The results are still coming in and are subjective at best, but at the first of the regional coaching trainings, the feedback was encouraging. “Today I learned that I mentor people to become like me, pastor people to become like Christ and I coach them so that they can become the best that they already area,” said the Rev. Paulette Stevens of Emory Grove UMC in Gaithersburg.
The Rev. David Argo, superintendent of the Washington Metropolitan Region, agreed, adding, “Coaching multiplies our efforts to equip disciples who can transform the world.”
Coaching, explained the conference’s consultant and trainer, Ron Renaud, consists of conversations that are shared between a coach and a client, which build a relationship that serves the client. Coaching enables clients to determine and achieve personal goals. It begins with the assumption that clients are whole, not broken or needing to be fixed, elicits from them what they need and holds them accountable.

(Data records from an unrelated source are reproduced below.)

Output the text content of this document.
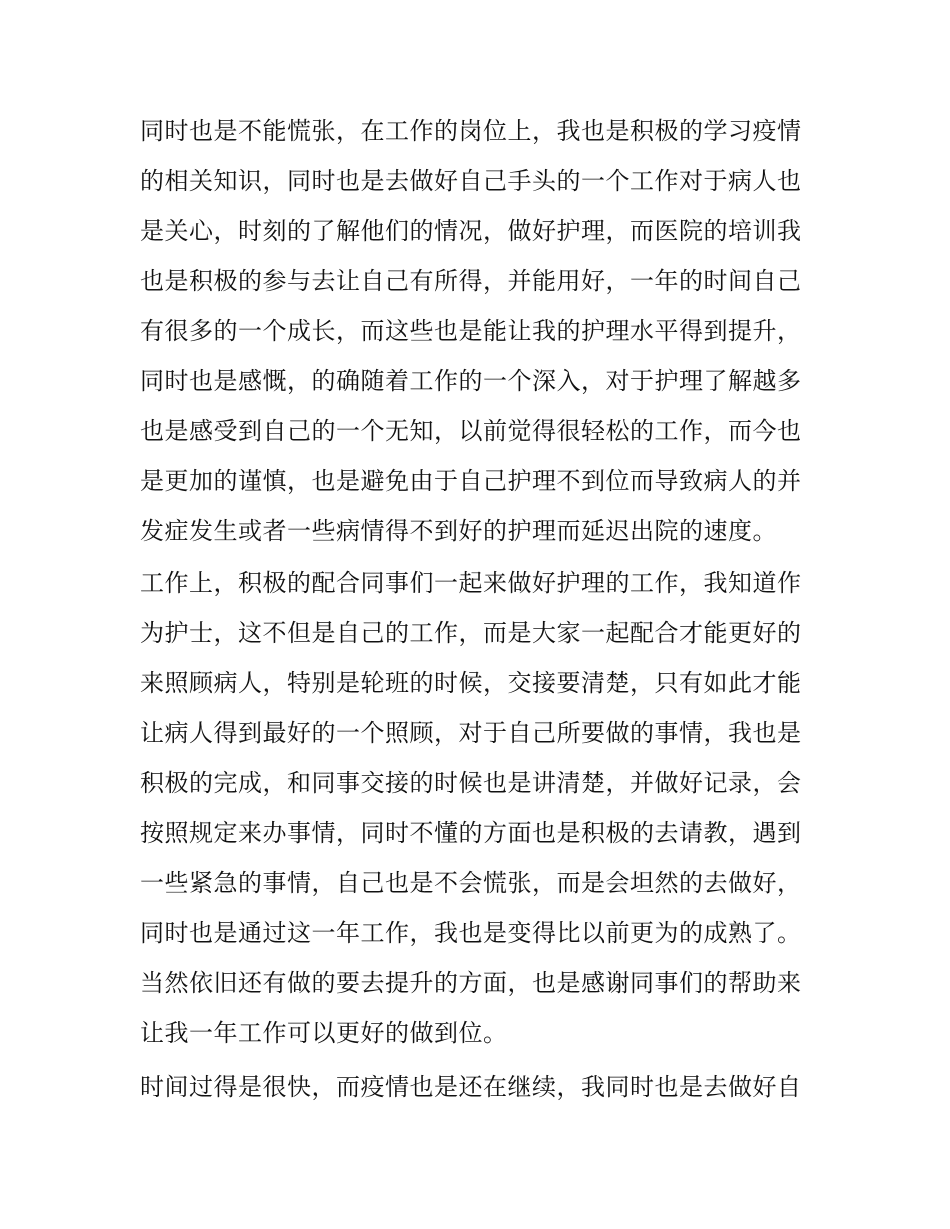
同时也是不能慌张，在工作的岗位上，我也是积极的学习疫情
的相关知识，同时也是去做好自己手头的一个工作对于病人也
是关心，时刻的了解他们的情况，做好护理，而医院的培训我
也是积极的参与去让自己有所得，并能用好，一年的时间自己
有很多的一个成长，而这些也是能让我的护理水平得到提升，
同时也是感慨，的确随着工作的一个深入，对于护理了解越多
也是感受到自己的一个无知，以前觉得很轻松的工作，而今也
是更加的谨慎，也是避免由于自己护理不到位而导致病人的并
发症发生或者一些病情得不到好的护理而延迟出院的速度。
工作上，积极的配合同事们一起来做好护理的工作，我知道作
为护士，这不但是自己的工作，而是大家一起配合才能更好的
来照顾病人，特别是轮班的时候，交接要清楚，只有如此才能
让病人得到最好的一个照顾，对于自己所要做的事情，我也是
积极的完成，和同事交接的时候也是讲清楚，并做好记录，会
按照规定来办事情，同时不懂的方面也是积极的去请教，遇到
一些紧急的事情，自己也是不会慌张，而是会坦然的去做好，
同时也是通过这一年工作，我也是变得比以前更为的成熟了。
当然依旧还有做的要去提升的方面，也是感谢同事们的帮助来
让我一年工作可以更好的做到位。
时间过得是很快，而疫情也是还在继续，我同时也是去做好自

At the heart of good coaching, Renaud said, is listening, affirmation, curiosity, powerful questions, getting to the essence or bottom line, issuing a request or challenge and accountability.
After only a few sessions, the enthusiasm of the lay and clergy people taking the five training sessions is igniting possibilities within local churches. “We have to ask ourselves,” Renaud challenged the participants, “do we want to underwrite mediocrity or do we want to underwrite excellence?”
It’s a good question. For those thinking about coaching conversations, or self-examination, Renaud offers several other “power questions.” Among them: “What do you want? What is needed right now? What will it take? What must be? What is missing? What is your dream?”
Good questions all – and ones the church and its people will benefit from by asking themselves.